Outros acreditam que houve uma compilação de vários vazamentos que aconteceram nos últimos anos em um único arquivo. Também é possível que um vazamento mais recente tenha acontecido e sido complementado com informações que já estavam sendo vendidas no mercado.
Segundo Felipe Dagaron, fundador da Syhunt, apesar de o hacker ter referido o arquivo disponível como sendo de um banco de dados do Serasa Experian, não há provas que incriminem a companhia.
Segundo relatório da Syhunt, o criminoso também incluiu pelo menos quatro documentos PDF produzidos pelo Serasa junto com seus arquivos de amostra.

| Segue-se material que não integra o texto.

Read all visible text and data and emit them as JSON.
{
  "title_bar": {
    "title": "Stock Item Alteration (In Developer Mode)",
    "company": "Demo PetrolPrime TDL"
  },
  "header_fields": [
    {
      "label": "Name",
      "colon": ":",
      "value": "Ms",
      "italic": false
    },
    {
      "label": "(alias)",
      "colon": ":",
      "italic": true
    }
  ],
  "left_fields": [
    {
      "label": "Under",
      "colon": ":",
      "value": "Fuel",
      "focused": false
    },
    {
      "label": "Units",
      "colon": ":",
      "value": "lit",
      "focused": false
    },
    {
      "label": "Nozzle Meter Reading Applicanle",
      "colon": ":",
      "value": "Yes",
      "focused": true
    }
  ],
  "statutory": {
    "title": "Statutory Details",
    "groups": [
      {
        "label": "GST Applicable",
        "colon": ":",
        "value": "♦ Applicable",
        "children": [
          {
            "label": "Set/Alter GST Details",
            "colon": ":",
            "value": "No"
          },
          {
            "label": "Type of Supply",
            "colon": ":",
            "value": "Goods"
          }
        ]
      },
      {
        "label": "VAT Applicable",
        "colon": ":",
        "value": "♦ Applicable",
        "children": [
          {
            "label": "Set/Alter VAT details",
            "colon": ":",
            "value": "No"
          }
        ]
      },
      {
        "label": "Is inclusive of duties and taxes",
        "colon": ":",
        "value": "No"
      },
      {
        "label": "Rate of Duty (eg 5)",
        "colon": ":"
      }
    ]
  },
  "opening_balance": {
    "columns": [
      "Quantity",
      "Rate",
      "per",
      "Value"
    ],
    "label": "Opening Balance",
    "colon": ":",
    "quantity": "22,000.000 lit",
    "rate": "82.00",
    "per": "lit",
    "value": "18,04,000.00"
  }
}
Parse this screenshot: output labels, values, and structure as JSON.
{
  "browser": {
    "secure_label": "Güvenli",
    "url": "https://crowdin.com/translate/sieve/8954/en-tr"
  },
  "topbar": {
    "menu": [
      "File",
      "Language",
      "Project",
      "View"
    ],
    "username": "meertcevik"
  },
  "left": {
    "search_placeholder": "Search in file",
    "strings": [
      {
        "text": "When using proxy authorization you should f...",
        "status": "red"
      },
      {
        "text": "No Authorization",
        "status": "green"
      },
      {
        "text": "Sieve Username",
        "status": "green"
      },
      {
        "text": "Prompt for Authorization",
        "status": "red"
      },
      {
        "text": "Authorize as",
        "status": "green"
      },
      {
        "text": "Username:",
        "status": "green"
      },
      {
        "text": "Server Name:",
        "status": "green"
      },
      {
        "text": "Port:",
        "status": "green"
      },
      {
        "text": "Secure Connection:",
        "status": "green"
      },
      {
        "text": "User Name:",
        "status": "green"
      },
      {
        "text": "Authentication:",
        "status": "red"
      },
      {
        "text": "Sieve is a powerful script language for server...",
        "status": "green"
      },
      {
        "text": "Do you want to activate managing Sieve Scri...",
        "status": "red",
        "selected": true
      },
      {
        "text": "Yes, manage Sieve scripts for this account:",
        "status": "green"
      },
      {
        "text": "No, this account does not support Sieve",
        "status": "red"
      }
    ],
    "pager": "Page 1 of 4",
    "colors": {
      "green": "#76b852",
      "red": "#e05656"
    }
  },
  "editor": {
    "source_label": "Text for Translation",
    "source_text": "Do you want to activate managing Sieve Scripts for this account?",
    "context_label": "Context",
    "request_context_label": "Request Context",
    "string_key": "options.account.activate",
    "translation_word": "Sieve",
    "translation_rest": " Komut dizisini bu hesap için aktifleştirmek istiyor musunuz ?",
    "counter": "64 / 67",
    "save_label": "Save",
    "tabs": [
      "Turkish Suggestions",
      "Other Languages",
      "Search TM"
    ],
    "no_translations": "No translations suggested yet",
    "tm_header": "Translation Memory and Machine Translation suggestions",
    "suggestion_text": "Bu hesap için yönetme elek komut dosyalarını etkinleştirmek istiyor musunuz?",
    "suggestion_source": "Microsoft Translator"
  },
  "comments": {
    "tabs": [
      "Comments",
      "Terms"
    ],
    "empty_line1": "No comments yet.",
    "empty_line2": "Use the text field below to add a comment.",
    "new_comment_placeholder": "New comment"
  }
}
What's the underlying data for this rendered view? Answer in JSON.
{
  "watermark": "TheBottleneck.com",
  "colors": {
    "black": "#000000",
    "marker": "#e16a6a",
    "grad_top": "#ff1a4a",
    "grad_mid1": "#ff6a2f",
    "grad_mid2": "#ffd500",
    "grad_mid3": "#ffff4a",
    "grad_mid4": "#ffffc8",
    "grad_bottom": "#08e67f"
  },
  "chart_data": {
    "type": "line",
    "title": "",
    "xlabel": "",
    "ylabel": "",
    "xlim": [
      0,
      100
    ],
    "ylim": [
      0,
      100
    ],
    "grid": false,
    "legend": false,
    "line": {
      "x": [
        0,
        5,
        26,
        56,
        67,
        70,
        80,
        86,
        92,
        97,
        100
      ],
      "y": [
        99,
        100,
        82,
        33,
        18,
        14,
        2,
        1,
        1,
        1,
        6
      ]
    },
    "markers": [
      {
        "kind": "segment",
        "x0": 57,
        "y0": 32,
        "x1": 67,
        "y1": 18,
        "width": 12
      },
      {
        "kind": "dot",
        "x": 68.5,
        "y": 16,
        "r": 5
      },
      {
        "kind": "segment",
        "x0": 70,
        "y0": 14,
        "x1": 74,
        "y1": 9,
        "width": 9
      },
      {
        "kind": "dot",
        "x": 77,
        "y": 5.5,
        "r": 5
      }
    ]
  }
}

Na tabela de preços, o criminoso fixou um preço diferente para informações que ele afirma serem do Mosaic (serviço oferecido pelo birô de crédito): um lote com dados de até 100 pessoas físicas ou jurídicas valeria entre US$ 75 (R$ 404,10) e US$ 100 (R$ 538,80).
“É preciso ter cuidado com essa afirmação, pois não há nenhum indicativo de que de fato a origem de dados seja o Serasa. É preciso de mais dados e de uma investigação mais aprofundada”, disse Dagaron.
Em nota, o birô de crédito afirmou que fez uma investigação detalhada em sua base de dados e negou ser a fonte do vazamento.
“Não vemos evidências de que nossos sistemas tenham sido comprometidos. Fizemos uma investigação aprofundada que indica que não há correspondência entre os campos das pastas disponíveis na web com os campos de nossos sistemas. Além disso, os dados que vimos incluem elementos que nem mesmo temos em nossos sistemas. Concluímos que esta é uma alegação infundada”, informou o birô de crédito. A companhia afirmou que continua monitorando a situação e segue em contato com os reguladores.
O criminoso afirma, ainda, aceitar apenas bitcoins como pagamento.
“Além da maior dificuldade de rastreamento, o fato de a criptomoeda ser mais conhecida também facilita as transações”, afirmou o consultor da Sunlit Technologies, Mario Fialho.
As informações, segundo os especialistas, circulam na dark web -espaço no qual o rastreamento dos computadores usados para acessar os sites é praticamente impossível.
Segundo o advogado e diretor do Instituto de Tecnologia e Sociedade do Rio de Janeiro, Ronaldo Lemos, um incidente desta magnitude ocorre sempre por uma sequência de erros.
“Dentre eles promover a centralização de base de dados. Quanto mais centralizada uma base de dados, maior o incentivo para que seja atacada e vazada. É uma questão econômica, o incentivo para obter aqueles dados vai se tornando cada vez maior”, afirmou.
Lemos disse ainda que esse vazamento de dados é o batismo de fogo da ANPD (Autoridade Nacional de Proteção de Dados). A função da autoridade, neste caso, é completa: coordenar a investigação, analisar a questão, instruir o processo e aplicar penas. “A LGPD deu funções muito amplas para a ANPD”, disse o especialista.
Na semana passada a OAB (Ordem dos Advogados do Brasil) Nacional enviou um ofício à ANPD solicitando medidas imediatas para apurar o recente megavazamento de dados.
Em nota, a ANPD afirmou que, desde que tomou conhecimento do vazamento de dados, destacou todo o seu quadro técnico para analisar os aspectos do ocorrido com base na LGPD (Lei Geral de Proteção de Dados).
“A ANPD já recebeu informações do Serasa e, na busca por mais esclarecimentos, oficiou a Polícia Federal, a empresa Psafe, o Comitê Gestor da Internet no Brasil e o Gabinete de Segurança Institucional da Presidência da República”, afirmou o órgão.
Diante da especulação de que os dados teriam tido origem no Serasa, a Senacon (Secretaria Nacional do Consumidor) e o Procon-SP notificaram o birô de crédito, pedindo explicações sobre o vazamento de dados.
Questionada sobre a existência de uma investigação sobre o caso, a Polícia Federal não respondeu até a conclusão desta reportagem.